One year after the IUCN World Conservation Congress, the Local checks in with Hawaii Senator William Espero to get an update on Hawaii’s advances toward its commtiment to the environment and Senator’s Espero’s goals for Hawaii as he enters the race for Lt. Governor.
MARK ARMFIELD: It’s been a year since we connected at IUCN, what advances has Hawaii made on their environmental commitments?
SENATOR WILLIAM ESPERO: SB559 — Hawaii is the first state in the nation to commit to the goals and objectives of the Paris Accords. We will take the lead if our federal government does not.
MA: How is the progress on the oxybenzone ban?
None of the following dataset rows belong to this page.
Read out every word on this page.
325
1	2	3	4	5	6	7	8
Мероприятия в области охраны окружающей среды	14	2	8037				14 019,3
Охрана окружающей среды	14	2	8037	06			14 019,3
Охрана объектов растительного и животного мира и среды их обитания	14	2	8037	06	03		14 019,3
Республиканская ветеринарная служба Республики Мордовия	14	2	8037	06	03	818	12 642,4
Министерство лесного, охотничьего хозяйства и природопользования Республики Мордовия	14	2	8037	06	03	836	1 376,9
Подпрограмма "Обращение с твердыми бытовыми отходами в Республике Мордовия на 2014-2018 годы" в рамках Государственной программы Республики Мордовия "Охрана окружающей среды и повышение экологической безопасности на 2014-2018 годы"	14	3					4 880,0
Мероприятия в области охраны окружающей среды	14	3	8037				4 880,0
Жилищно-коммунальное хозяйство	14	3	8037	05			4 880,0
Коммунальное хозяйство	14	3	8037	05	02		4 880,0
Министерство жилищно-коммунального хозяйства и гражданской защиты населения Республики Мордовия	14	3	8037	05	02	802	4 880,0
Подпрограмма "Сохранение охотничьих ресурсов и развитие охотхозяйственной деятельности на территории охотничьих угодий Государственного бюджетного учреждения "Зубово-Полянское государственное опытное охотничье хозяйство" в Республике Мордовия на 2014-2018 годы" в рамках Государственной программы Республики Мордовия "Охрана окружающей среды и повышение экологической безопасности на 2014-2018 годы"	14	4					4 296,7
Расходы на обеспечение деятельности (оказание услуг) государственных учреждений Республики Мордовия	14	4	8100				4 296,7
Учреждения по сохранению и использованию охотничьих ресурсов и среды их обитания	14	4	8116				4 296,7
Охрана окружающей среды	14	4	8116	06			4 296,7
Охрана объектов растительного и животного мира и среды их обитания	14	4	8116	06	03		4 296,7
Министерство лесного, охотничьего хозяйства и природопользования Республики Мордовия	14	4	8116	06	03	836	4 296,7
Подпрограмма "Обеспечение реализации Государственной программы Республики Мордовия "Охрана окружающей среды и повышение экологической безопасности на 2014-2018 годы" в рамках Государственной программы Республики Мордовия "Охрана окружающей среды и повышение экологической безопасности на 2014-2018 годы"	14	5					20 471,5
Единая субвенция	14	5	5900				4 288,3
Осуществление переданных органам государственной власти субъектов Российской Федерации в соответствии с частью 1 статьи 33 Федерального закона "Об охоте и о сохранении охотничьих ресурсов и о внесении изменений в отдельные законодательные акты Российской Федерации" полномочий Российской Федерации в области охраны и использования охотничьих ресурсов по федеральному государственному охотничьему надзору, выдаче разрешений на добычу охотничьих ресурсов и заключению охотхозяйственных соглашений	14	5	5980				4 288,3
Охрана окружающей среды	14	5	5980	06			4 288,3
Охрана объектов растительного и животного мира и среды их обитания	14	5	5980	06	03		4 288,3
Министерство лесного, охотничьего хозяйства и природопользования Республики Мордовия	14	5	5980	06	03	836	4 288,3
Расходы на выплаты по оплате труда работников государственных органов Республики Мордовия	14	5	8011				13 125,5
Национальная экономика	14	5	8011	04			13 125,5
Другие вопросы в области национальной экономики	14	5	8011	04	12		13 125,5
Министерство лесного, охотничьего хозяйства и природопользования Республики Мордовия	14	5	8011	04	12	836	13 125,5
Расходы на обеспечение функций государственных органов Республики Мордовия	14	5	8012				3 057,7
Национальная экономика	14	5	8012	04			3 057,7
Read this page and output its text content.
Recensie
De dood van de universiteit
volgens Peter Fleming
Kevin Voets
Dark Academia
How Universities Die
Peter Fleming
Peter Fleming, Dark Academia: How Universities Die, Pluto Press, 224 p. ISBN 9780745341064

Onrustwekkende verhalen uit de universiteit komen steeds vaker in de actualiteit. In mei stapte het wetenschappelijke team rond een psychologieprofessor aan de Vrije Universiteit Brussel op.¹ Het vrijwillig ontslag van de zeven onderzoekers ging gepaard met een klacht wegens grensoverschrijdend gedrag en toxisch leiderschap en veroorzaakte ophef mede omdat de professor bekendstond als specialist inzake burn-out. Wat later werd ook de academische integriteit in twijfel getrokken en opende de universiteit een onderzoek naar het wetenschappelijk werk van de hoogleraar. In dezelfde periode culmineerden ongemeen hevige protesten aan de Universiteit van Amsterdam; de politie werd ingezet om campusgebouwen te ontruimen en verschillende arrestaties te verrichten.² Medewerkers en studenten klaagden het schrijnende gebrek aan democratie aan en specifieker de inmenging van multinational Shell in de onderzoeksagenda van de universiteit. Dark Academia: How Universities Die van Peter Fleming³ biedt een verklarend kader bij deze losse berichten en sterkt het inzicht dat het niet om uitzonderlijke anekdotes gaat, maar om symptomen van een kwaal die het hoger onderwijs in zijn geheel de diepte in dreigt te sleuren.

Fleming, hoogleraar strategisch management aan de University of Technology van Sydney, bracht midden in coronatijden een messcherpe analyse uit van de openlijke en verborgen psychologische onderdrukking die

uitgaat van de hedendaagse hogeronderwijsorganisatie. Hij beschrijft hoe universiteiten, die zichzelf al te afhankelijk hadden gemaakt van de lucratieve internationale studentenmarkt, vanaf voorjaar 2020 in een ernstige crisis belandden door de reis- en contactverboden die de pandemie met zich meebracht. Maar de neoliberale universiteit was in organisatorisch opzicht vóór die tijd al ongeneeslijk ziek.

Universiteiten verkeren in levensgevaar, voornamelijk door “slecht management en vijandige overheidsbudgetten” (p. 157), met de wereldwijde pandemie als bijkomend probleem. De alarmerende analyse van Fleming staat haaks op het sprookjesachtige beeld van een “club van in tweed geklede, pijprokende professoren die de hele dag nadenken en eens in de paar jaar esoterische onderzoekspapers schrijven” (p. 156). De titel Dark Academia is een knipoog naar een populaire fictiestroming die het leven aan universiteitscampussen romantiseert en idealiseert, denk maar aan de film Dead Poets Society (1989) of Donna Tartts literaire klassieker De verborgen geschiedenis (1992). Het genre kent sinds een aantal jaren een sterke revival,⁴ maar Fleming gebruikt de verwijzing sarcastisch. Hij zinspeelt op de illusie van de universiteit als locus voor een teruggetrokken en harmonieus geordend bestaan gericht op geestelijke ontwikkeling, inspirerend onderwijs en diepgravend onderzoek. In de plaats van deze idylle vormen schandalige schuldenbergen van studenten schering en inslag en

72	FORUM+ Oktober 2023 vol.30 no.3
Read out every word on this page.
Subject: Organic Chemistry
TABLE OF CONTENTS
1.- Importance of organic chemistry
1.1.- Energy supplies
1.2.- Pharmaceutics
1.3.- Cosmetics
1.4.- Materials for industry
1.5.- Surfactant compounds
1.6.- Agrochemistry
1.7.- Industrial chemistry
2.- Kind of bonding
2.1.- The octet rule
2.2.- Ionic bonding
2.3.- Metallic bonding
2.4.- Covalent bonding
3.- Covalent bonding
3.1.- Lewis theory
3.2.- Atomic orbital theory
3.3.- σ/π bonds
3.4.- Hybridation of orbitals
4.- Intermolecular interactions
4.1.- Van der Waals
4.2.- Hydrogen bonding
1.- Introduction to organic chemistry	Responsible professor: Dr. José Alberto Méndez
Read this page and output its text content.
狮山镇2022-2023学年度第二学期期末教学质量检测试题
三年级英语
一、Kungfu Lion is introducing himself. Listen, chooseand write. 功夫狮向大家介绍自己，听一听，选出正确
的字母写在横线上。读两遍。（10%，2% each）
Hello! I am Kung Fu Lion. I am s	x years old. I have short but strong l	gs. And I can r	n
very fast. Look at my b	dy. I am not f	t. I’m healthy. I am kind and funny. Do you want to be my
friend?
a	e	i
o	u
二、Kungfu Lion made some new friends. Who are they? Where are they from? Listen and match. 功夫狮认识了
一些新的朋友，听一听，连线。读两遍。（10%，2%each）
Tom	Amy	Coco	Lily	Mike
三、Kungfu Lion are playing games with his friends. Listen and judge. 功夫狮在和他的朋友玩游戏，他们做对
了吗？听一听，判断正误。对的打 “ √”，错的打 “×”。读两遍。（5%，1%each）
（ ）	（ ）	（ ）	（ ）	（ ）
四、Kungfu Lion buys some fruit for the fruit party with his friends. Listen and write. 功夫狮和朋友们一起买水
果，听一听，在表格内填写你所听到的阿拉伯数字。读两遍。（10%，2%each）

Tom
WE: We have formed a Reef and Ocean Coalition which includes environmental groups, academia, and lawmakers. The oxybenzone ban is high on our priority list to pass next session in 2018. We have been in touch with Dr. Downs and gathering studies, research, and work to help our cause next year.
MA: What are some of the big issues you are tackling right now?
WE: Besides the oxybenzone ban, I am working on more funding to create moorings for anchors to protect our reefs. I am also looking at more funding to better mark our harbor entrances to protect our reefs.
“Hawaii is the first state in the nation to commit to the goals and objectives of the Paris Accord. We will take the lead if our federal government does not.” – Senator William Espero
MA: We heard you are running for Lt. Governor, congratulations! Can you tell us more about your campaign?
WE: After 26 years in state and county government, I would like to contribute at a different level, the executive branch. I believe my years of experience and my record of accomplishments have prepared me for this change. As Senate Housing Chairman, I want to be the Lt. Governor who will help solve the homeless crisis and get more affordable housing built for our residents. I also want to diversify our economic base with aerospace and agriculture jobs. I am a proponent of improving our medical marijuana program and building a hemp industry in Hawaii.
“I want to be the Lt. Governor who will help solve the homeless crisis and get more affordable housing built for our residents.”
MA: Has Hawaii made any advances with the plastics issue and its effect on the ocean/environment?
WE: The City and County of Honolulu recently passed a stronger plastic bag bill, and I believe the Big Island is looking at a ban bill as well. Maui was the first county to pass a ban. There is a push to look at plastics in the ocean and doing more to combat the problem marine mammals, birds, turtles and fish deal with.